NICOLA PALMA
Cronaca

Commessa litiga con la cliente e le affibbia online il nome “Donzella Svampita”: maxi multa alla Rinascente

Milano, un’addetta ha modificato le generalità sulla fidelity card. Da questa segnalazione è nato un approfondimento del Garante della privacy, poi la scoperta di alcune violazioni e la sanzione: 300mila euro

L'ingresso della Rinascente di Milano

L'ingresso della Rinascente di Milano

Milano, 19 luglio 2023  – Mattina del 24 luglio 2021, giusto due anni fa. L’addetta dello store litiga con una cliente, probabilmente per una questione legata a un prodotto da acquistare. Finisce lì. O almeno così sembra. Sì, perché lo stesso giorno la donna riceve una mail in cui le viene comunicato che le è stata attivata una nuova fidelity card. Peccato che lei non ne abbia mai fatto richiesta. C’è di più: qualcuno le ha pure cambiato le generalità, ribattezzandola poco gentilmente con il nomignolo di "Donzella Svampita". L’indispettita consumatrice, che ricollega immediatamente quella presa in giro all’alterco di qualche ora prima, contatta il servizio clienti: l’operatore le risponde che la sua tessera fedeltà, "anni addietro attivata", è stata effettivamente annullata e sostituita quel giorno stesso con una carta nuova di zecca, e con nome e cognome modificati. La donna scrive al Garante della privacy per valutare eventuali profili di irregolarità nel trattamento dei suoi dati personali, che appaiono lampanti già a un primo esame superficiale.

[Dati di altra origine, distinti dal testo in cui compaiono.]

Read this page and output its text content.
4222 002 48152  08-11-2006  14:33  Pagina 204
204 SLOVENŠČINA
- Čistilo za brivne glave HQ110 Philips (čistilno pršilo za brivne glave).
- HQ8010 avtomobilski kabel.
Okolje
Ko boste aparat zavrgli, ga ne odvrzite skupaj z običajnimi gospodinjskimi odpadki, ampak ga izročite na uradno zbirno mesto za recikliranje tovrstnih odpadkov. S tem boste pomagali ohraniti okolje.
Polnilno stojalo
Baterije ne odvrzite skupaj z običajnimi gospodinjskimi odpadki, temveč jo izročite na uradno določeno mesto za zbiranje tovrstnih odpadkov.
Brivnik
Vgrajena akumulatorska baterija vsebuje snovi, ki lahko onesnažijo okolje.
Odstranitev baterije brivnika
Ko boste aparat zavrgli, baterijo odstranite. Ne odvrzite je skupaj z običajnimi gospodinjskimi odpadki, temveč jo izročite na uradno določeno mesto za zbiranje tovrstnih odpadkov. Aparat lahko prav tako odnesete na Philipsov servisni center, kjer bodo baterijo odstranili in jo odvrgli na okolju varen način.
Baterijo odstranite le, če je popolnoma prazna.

Nasce da quella segnalazione l’istruttoria dell’Authority presieduta da Pasquale Stanzione, che non si è limitata ad approfondire il singolo caso e che nei giorni scorsi si è chiusa con una vera e propria stangata per La Rinascente spa, marchio centenario di dannunziana ispirazione con punto vendita simbolo in corso Vittorio Emanuele (e altri a Roma, Torino, Firenze, Palermo, Catania, Cagliari e Monza) fondato nel 1917 dall’imprenditore Senatore Borletti (che a sua volta rilevò la catena di negozi creata nel 1865 dai fratelli Bocconi) e dal 2012 di proprietà del colosso thailandese Central Group of Companies.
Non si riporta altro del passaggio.